Priority S: Shutdown. This work can only be performed during a plant turnaround or equipment outage. Plant turnaround refers to the time during the year when processes are shut down to allow for preventive maintenance, modifications to installed equipment, and new equipment or building installations.
Safety and regulatory note: Work that has to be completed to address a law or regulatory or safety concern needs to be worked into the schedule ASAP but not on an emergency basis. True safety and regulatory concerns must have adequate detail provided to be evaluated for immediate threat of life, health, and property.
Step 3: Set and communicate priorities. The production assistant/maintenance coordinator will review the work notification listing on a weekday basis for setting priorities with maintenance and will communicate these priorities to the maintenance planner and scheduler.
Step 4: Review backlogs to ensure priorities. The maintenance planner, scheduler, and supervisors will review the work order list on a weekday basis and review the backlog on a (minimum) weekly basis to ensure priorities are managed. The work order backlog review is to be part of the week-ahead scheduling meeting for customer input and concerns. Backlog searches can be made for different date ranges.
Once you have everyone participating, the last step to continual improvement is to periodically check and see if you have really changed.
For the vision of the planning and scheduling processes to have optimum positive impact, the following changes must occur:
1. A true partnership among operations, maintenance, and stores exists with improved communication that results in more efficient work being performed.
2. The maintenance coordinator (MC) filters all notifications and feeds more complete information to all maintenance forces with as much lead time as possible. Lead operators support the MC in permit and equipment preparations especially during outages.
3. Planners minimize today’s activities to only quick value-adding contributions and focus on tomorrow and beyond to make job packages for all planned jobs.
4. The maintenance team manager works in the field supporting and building mechanic capabilities and resolving execution concerns.

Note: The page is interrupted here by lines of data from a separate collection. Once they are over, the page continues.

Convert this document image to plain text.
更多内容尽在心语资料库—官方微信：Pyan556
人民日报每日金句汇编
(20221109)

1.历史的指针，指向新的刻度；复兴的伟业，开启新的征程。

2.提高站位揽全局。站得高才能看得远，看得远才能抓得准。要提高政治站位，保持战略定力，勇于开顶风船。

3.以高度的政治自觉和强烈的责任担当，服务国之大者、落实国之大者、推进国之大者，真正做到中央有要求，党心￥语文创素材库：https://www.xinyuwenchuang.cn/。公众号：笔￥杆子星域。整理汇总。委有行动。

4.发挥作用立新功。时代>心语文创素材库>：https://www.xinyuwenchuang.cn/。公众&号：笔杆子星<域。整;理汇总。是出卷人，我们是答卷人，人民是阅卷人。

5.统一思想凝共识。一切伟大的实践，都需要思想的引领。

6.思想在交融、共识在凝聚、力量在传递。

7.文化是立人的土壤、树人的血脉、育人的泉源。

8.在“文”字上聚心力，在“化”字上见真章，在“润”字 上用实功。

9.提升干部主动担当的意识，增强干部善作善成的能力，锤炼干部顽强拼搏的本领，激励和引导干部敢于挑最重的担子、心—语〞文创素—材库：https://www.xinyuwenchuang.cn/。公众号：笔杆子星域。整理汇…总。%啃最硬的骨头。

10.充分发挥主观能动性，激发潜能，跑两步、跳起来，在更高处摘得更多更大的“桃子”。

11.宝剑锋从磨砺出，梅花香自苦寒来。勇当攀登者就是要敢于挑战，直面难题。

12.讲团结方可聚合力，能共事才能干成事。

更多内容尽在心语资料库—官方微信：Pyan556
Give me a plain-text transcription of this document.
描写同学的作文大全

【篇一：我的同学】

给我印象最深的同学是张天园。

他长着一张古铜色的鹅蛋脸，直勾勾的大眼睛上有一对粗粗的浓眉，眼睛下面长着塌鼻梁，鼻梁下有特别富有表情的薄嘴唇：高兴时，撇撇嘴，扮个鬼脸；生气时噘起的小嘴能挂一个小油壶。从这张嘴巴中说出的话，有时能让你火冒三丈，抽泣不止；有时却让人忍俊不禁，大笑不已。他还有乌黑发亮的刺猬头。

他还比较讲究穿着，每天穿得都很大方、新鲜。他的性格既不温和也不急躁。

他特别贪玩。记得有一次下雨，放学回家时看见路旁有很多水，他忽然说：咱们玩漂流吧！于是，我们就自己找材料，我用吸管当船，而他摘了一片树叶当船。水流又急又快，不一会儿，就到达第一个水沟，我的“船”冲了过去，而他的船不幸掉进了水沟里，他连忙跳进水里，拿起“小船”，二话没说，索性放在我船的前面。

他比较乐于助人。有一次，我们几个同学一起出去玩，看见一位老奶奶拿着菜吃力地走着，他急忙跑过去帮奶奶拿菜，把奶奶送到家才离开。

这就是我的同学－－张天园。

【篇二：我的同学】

5. The scheduler (not the planner) focuses on coordination and communication with all resources to create and execute the daily schedule.
6. The material coordinator (relief planner) is the first point of contact for hustling parts and materials for emergency and planned jobs. Mechanics continue working on assigned jobs while the materials are being obtained and brought to them to expedite completion.
7. Backup relief is in place for all key players in the P&S processes. Relieving each other or covering two jobs does not allow progress to be made.
8. Mechanics provide feedback for continual improvement to BOMs and job plans.
9. We schedule 100% of available resources daily with fill-in jobs available as a contingency.
10. We are getting better at saying today what we are going to do tomorrow and sticking to it.
11. Maintenance knows who is coming to work in its area tomorrow and communicates it to operations for night shift preparations.
12. The focus on daily schedules based on labor-hour job estimates is resulting in more work being performed.
13. Flexing within areas is allowing requested work to be done with less overtime. Designated resources are freed up in advance to prepare for shutdown work.
In the next chapter, we will add more structure to create a true planning and scheduling process to ensure we stop doing the same things over and over by fixing small issues before they become the big problems that keep us trapped in the maintenance insanity cycle.